Further research and clinical recommendations

Standardization of neuropsychological testing in research on NCF would increase the strength of this research, because outcome measures would be more comparable, permitting formal meta-analysis of neurocognitive data. Recent studies from the EORTC, NRG and other major research institutions have adopted a concise testing battery on several key domains for repeated evaluation of NCF in clinical studies of brain tumors.

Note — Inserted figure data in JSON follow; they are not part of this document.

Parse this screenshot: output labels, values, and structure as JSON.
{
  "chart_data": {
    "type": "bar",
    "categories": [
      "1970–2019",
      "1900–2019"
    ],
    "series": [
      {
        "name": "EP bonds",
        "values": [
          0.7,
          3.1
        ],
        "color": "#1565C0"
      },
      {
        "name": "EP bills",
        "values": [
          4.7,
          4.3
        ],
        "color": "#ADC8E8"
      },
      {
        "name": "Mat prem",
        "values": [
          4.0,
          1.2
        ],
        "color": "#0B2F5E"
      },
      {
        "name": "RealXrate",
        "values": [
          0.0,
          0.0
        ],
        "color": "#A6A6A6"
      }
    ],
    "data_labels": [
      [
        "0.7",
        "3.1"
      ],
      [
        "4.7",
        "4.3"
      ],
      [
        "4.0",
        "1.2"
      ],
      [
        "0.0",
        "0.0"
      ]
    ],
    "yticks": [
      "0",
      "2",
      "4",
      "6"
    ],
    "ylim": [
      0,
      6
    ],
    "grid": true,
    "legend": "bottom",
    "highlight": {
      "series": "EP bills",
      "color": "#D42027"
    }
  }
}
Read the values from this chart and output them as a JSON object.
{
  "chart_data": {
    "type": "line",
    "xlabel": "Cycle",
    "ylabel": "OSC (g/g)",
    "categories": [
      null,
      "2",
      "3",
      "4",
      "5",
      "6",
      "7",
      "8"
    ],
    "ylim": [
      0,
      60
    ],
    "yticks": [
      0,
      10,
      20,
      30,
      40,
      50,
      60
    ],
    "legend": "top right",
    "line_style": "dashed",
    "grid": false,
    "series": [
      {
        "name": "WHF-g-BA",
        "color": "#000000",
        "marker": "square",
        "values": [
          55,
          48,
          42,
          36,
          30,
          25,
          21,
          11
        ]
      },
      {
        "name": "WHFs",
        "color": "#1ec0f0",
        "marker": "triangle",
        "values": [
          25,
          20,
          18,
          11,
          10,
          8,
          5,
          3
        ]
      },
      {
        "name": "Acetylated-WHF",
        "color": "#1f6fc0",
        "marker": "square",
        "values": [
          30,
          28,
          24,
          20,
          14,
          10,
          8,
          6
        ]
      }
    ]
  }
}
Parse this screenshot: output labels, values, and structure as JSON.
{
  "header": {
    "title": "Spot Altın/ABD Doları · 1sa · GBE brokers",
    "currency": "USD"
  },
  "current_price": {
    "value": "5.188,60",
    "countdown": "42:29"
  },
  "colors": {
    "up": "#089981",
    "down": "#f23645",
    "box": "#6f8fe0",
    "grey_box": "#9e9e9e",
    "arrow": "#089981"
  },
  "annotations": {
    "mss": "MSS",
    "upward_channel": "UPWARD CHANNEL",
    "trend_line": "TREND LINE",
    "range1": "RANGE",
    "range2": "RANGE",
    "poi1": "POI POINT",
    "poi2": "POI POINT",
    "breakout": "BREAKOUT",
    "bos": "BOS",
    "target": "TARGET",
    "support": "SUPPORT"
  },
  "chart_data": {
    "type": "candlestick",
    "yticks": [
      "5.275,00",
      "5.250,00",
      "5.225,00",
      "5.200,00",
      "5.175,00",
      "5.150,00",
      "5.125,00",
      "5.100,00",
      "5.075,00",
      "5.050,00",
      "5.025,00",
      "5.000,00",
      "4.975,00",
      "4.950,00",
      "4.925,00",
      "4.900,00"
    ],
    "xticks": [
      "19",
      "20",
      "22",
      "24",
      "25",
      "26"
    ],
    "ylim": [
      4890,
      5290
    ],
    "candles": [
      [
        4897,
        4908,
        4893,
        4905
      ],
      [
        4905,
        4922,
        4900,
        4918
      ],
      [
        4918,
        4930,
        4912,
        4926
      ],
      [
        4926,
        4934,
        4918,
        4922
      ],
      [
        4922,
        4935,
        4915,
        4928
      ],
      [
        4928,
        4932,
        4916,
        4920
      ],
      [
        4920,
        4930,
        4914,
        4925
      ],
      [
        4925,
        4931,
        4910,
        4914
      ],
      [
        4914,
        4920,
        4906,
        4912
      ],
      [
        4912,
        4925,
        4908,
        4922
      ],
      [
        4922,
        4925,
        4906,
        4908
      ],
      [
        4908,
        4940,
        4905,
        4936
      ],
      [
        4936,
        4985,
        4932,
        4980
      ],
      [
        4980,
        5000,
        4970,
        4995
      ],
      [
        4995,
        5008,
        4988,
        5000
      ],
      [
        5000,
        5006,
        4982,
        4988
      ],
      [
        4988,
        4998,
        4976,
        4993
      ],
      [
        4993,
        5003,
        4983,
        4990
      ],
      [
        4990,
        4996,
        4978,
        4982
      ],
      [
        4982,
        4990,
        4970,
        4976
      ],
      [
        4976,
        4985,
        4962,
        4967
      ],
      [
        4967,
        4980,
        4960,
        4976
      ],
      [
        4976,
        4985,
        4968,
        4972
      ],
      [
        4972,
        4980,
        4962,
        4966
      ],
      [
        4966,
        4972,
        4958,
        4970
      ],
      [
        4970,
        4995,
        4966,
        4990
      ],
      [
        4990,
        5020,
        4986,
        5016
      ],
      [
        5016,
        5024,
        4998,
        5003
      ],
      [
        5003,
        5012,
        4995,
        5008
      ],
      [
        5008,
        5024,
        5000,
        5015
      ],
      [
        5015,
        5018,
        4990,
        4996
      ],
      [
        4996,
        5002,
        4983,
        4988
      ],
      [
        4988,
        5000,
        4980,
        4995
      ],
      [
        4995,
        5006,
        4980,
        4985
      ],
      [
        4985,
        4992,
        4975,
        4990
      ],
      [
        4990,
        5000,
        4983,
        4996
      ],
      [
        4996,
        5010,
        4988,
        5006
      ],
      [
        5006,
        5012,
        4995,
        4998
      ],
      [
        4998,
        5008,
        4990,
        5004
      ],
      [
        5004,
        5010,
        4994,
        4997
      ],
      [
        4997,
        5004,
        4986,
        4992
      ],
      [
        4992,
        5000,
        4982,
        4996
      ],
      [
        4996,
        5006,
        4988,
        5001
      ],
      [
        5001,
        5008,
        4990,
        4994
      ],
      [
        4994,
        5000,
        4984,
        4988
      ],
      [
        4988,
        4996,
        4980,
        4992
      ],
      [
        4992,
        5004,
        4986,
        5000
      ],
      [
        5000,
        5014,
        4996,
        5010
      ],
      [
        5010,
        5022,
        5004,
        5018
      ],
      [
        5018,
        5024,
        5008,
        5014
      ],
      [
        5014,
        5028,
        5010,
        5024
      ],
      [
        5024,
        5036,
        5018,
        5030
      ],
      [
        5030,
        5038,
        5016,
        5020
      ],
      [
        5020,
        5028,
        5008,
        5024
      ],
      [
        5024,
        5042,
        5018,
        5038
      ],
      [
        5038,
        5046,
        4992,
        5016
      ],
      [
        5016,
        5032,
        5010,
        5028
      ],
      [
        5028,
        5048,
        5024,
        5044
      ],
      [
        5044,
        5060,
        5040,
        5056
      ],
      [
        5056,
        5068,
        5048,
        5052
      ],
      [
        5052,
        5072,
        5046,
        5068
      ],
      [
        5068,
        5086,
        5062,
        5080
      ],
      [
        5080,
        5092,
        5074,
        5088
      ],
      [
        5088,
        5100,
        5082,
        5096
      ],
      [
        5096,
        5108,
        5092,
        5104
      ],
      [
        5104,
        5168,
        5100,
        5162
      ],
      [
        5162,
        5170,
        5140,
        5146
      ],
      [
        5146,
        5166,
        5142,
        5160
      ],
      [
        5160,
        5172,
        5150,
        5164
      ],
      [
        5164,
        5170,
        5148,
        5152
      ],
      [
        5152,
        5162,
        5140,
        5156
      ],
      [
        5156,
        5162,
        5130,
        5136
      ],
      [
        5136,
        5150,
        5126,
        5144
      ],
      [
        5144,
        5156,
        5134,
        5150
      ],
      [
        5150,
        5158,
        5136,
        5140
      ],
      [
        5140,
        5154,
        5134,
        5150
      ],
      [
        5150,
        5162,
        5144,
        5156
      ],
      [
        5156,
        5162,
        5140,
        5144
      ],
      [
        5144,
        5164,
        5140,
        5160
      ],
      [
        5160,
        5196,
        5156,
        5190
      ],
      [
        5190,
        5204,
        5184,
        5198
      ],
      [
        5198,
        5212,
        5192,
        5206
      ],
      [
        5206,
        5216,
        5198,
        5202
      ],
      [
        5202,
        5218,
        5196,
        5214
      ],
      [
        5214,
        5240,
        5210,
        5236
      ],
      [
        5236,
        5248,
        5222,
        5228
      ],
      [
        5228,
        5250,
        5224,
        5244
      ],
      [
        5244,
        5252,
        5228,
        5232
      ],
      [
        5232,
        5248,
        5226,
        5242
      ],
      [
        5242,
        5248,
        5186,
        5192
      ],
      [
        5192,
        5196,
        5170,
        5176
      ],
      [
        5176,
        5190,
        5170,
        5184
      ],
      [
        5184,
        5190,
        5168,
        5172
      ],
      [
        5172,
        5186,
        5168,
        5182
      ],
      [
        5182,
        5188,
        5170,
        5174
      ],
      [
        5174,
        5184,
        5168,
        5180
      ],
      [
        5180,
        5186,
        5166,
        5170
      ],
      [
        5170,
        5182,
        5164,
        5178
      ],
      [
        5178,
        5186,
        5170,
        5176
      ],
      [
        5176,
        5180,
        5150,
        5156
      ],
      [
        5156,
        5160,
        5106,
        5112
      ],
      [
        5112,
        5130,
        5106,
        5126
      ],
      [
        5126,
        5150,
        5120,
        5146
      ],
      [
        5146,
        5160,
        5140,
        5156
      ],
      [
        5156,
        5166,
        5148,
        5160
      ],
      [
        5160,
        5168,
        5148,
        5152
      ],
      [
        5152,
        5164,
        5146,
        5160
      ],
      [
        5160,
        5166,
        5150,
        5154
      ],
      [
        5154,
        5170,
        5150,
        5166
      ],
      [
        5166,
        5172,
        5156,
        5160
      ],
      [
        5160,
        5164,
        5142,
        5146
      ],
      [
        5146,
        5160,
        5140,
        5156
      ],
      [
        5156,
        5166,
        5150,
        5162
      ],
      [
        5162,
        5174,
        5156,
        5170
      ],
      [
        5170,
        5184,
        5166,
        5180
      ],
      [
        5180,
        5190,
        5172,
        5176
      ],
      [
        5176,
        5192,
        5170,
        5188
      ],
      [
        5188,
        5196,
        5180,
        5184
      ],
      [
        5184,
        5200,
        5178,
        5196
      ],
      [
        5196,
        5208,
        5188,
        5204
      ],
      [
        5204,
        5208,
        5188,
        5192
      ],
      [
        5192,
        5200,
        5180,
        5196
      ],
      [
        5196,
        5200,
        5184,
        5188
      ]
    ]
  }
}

Further research on (pre-treatment) NCF in glioma patients should contain larger study samples with glioma patients that are not selected based on tumor location, type of surgery or tumor grade. Besides this, etiological research into tumor- and patient-related factors that cause neurocognitive dysfunction in these patients are needed.

For clinical purposes the role of a standardized neuropsychological assessment for the detection of cognitive deficits is well established. Our results underscore the need to pay specific attention to the domain of executive functioning. Detection of executive and other cognitive deficits can lead to optimal counselling of patients and their families, and initiation of specific therapy or training [41]. In addition, neuropsychological assessment may help to monitor cognitive function during awake surgery. However, as previously outlined, it is still unclear which patient-, tumor-, and treatment-related factors play a role in the clinical course of these features; such knowledge is needed in order to develop clinical strategies to optimize cognitive outcome in glioma patients.

Conclusion

The literature about NCF in diffuse glioma patients prior to anti-tumor treatment is heterogeneous with regard to patient characteristics (glioma location and grade) and neuropsychological tests used in the different studies. Risk of bias is high, because of the small sample sizes and certain patient selection criteria. Based on the individual patient data, cognitive impairment occurs in more than half of all glioma patients prior to any anti-tumor treatment, across all main cognitive domains. Based on group analyses cognitive impairment appears to occur in the large majority of glioma patients prior to any anti-tumor treatment. These findings support the hypothesis that the tumor itself contributes significantly to NCF dysfunction in diffuse glioma. The variability in the occurrence of cognitive impairment in treatment-naive glioma patients remains largely unexplained. Research on the influence of tumor-related factors (e.g. localization, volume, grade, histology and molecular profile) is necessary in order to explain this variability. Deeper knowledge of the degree and origins of tumor-related cognitive dysfunction will likely facilitate the development of new strategies for treatment and rehabilitation. Furthermore, it is important to take the existence and extent of pre-treatment cognitive dysfunction into account in the research focusing on cognitive sequelae of treatments. In current clinical practice, adequate detection of cognitive dysfunction, especially in executive functioning, may guide the counseling and symptomatic treatment of patients.